As part of this effort, I have submitted House Bill 69 to the General Assembly, which creates the Residential Drinking Water Purification System Grant Program. It has already received sponsors from both sides of the political aisle in the state Senate and House of Representatives. The bill establishes a pilot program through the Department of Health and Social Services (DHSS) that will allow residents who earn an income less than 200% of the poverty level of Delaware, who are not served by a central water system and whose drinking water does not meet state health standards to receive a grant that will install a purification system for the drinking water inside their homes.

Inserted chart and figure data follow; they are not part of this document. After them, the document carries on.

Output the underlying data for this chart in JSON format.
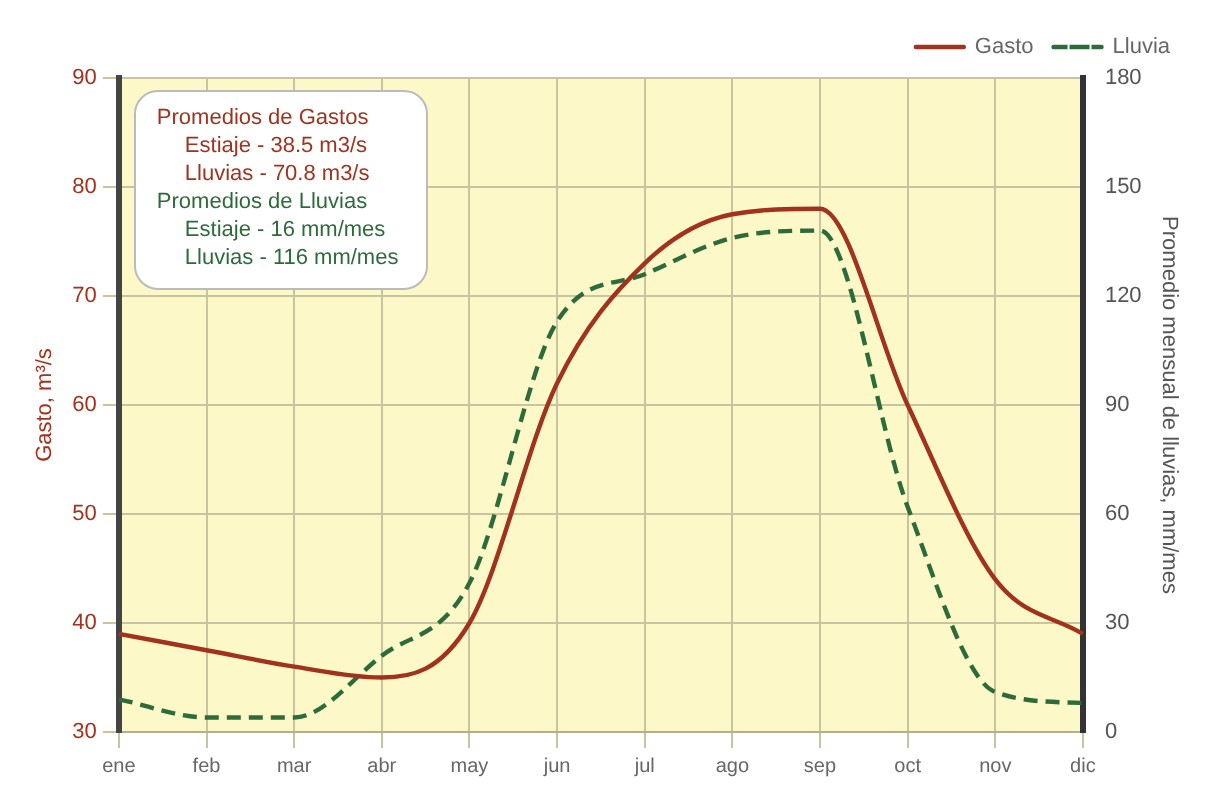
{
  "chart_data": {
    "type": "line",
    "categories": [
      "ene",
      "feb",
      "mar",
      "abr",
      "may",
      "jun",
      "jul",
      "ago",
      "sep",
      "oct",
      "nov",
      "dic"
    ],
    "series": [
      {
        "name": "Gasto",
        "color": "#a0321e",
        "line_style": "solid",
        "values": [
          39,
          37.5,
          36,
          35,
          40,
          62,
          73,
          77.5,
          78,
          60,
          44,
          39
        ]
      },
      {
        "name": "Lluvia",
        "color": "#2e6b3a",
        "line_style": "dashed",
        "axis": "y2",
        "values": [
          9,
          4,
          4,
          21,
          41,
          113,
          126,
          136,
          138,
          62,
          11,
          8
        ]
      }
    ],
    "ylabel": "Gasto, m³/s",
    "y2label": "Promedio mensual de lluvias, mm/mes",
    "ylim": [
      30,
      90
    ],
    "yticks": [
      30,
      40,
      50,
      60,
      70,
      80,
      90
    ],
    "y2lim": [
      0,
      180
    ],
    "y2ticks": [
      0,
      30,
      60,
      90,
      120,
      150,
      180
    ],
    "annotations": [
      "Promedios de Gastos",
      "Estiaje - 38.5 m3/s",
      "Lluvias - 70.8 m3/s",
      "Promedios de Lluvias",
      "Estiaje - 16 mm/mes",
      "Lluvias - 116 mm/mes"
    ],
    "grid": true,
    "legend": "top right",
    "marker": "none"
  }
}
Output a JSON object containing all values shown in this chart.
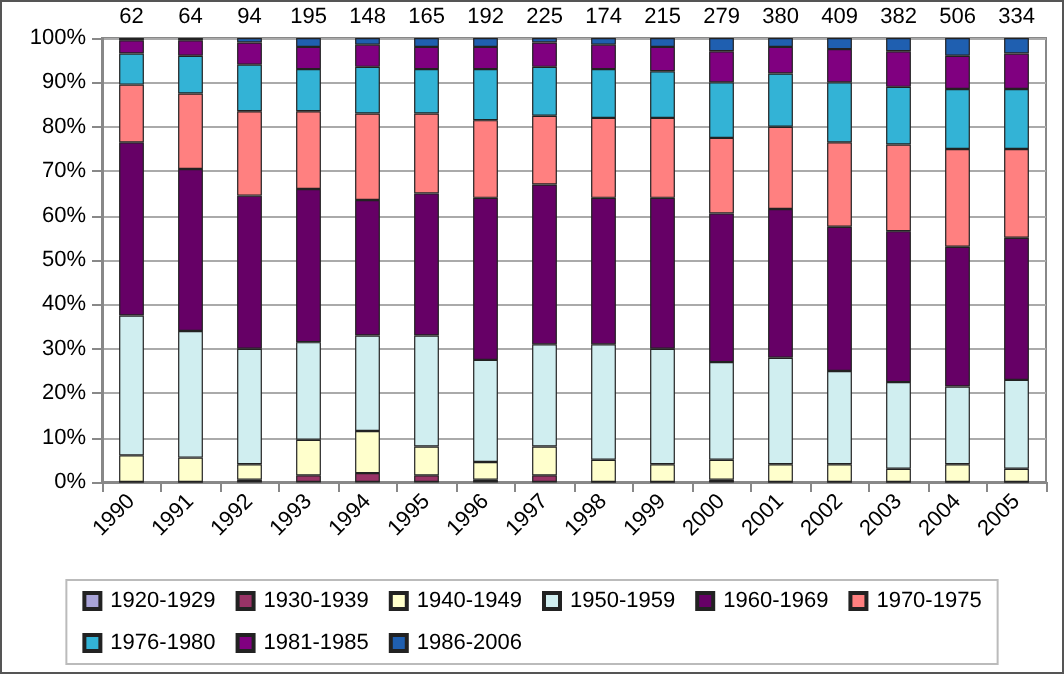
{
  "chart_data": {
    "type": "bar",
    "stacked": true,
    "categories": [
      "1990",
      "1991",
      "1992",
      "1993",
      "1994",
      "1995",
      "1996",
      "1997",
      "1998",
      "1999",
      "2000",
      "2001",
      "2002",
      "2003",
      "2004",
      "2005"
    ],
    "series": [
      {
        "name": "1920-1929",
        "color": "#a9a4d8",
        "values": [
          0,
          0,
          0,
          0,
          0,
          0,
          0,
          0,
          0,
          0,
          0,
          0,
          0,
          0,
          0,
          0
        ]
      },
      {
        "name": "1930-1939",
        "color": "#993366",
        "values": [
          0,
          0,
          0.5,
          1.5,
          2,
          1.5,
          0.5,
          1.5,
          0,
          0,
          0.5,
          0,
          0,
          0,
          0,
          0
        ]
      },
      {
        "name": "1940-1949",
        "color": "#ffffcc",
        "values": [
          6,
          5.5,
          3.5,
          8,
          9.5,
          6.5,
          4,
          6.5,
          5,
          4,
          4.5,
          4,
          4,
          3,
          4,
          3
        ]
      },
      {
        "name": "1950-1959",
        "color": "#d0eef0",
        "values": [
          31.5,
          28.5,
          26,
          22,
          21.5,
          25,
          23,
          23,
          26,
          26,
          22,
          24,
          21,
          19.5,
          17.5,
          20
        ]
      },
      {
        "name": "1960-1969",
        "color": "#660066",
        "values": [
          39,
          36.5,
          34.5,
          34.5,
          30.5,
          32,
          36.5,
          36,
          33,
          34,
          33.5,
          33.5,
          32.5,
          34,
          31.5,
          32
        ]
      },
      {
        "name": "1970-1975",
        "color": "#ff8080",
        "values": [
          13,
          17,
          19,
          17.5,
          19.5,
          18,
          17.5,
          15.5,
          18,
          18,
          17,
          18.5,
          19,
          19.5,
          22,
          20
        ]
      },
      {
        "name": "1976-1980",
        "color": "#33b3d6",
        "values": [
          7,
          8.5,
          10.5,
          9.5,
          10.5,
          10,
          11.5,
          11,
          11,
          10.5,
          12.5,
          12,
          13.5,
          13,
          13.5,
          13.5
        ]
      },
      {
        "name": "1981-1985",
        "color": "#800080",
        "values": [
          3,
          3.5,
          5,
          5,
          5,
          5,
          5,
          5.5,
          5.5,
          5.5,
          7,
          6,
          7.5,
          8,
          7.5,
          8
        ]
      },
      {
        "name": "1986-2006",
        "color": "#1f5fb0",
        "values": [
          0.5,
          0.5,
          1,
          2,
          1.5,
          2,
          2,
          1,
          1.5,
          2,
          3,
          2,
          2.5,
          3,
          4,
          3.5
        ]
      }
    ],
    "annotations": [
      "62",
      "64",
      "94",
      "195",
      "148",
      "165",
      "192",
      "225",
      "174",
      "215",
      "279",
      "380",
      "409",
      "382",
      "506",
      "334"
    ],
    "ylim": [
      0,
      100
    ],
    "yticks": [
      {
        "value": 0,
        "label": "0%"
      },
      {
        "value": 10,
        "label": "10%"
      },
      {
        "value": 20,
        "label": "20%"
      },
      {
        "value": 30,
        "label": "30%"
      },
      {
        "value": 40,
        "label": "40%"
      },
      {
        "value": 50,
        "label": "50%"
      },
      {
        "value": 60,
        "label": "60%"
      },
      {
        "value": 70,
        "label": "70%"
      },
      {
        "value": 80,
        "label": "80%"
      },
      {
        "value": 90,
        "label": "90%"
      },
      {
        "value": 100,
        "label": "100%"
      }
    ],
    "grid": "y",
    "legend": "bottom"
  }
}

The idea of the Residential Drinking Water Purification System Grant Program came to me as I visited a home in Ellendale in 2018, serving alongside the nonprofit Southeast Rural Community Assistance Project (SERCAP) and testing well water of residents to determine its safety.
One home we visited will forever stand out in my mind, that of a young mother who had a toddler who was around the age of my daughter at the time. The mother told me that the water from her home left a rash on her son’s skin and that she refused to bathe her child with the water that came from her sink and bathtub. Instead, she used bottled water to bathe him, cook food for the family and brush her teeth. Working full time at a local gas station, she spent $150 a month of the family’s income on bottled water to protect them from the water coming out of the plumbing in her home. When the water was tested by the county, she was correct — the level of nitrates was above the accepted level for human consumption, according to the state of Delaware.
Federal government, state and county officials have since performed the heavy lifting to set up the large infrastructure project of building a clean-water system for this family and others in Ellendale. This included two referendums and funding from all three levels. Residents are grateful for the countless hours and volunteers that have gotten them this far. To date, however, infrastructure has not been put into place and residents still have drinking water that is unsafe for consumption.
I understand that public input must be represented at every level of each project, funding must be allocated, engineering must be submitted, environmental concerns must be analyzed, and construction must be completed. During this process, while all these necessary steps are being held to high standards set by state law, as they should, people in our neighborhoods are still experiencing unsafe drinking water.
This bill aims to establish the Residential Drinking Water Purification System Grant Program so that state agencies can help residents in the First State on the ground level, within weeks of environmental challenges being brought to their attention. It assists our communities most vulnerable to unsafe drinking water, as well as communities that do not have resources at the individual level to address these challenges quickly.
I ask the residents of Delaware to contact their legislators to ask them to support House Bill 69, which aims to provide safe drinking water for our most vulnerable residents through a program that addresses these challenges in a timely manner and on the street level.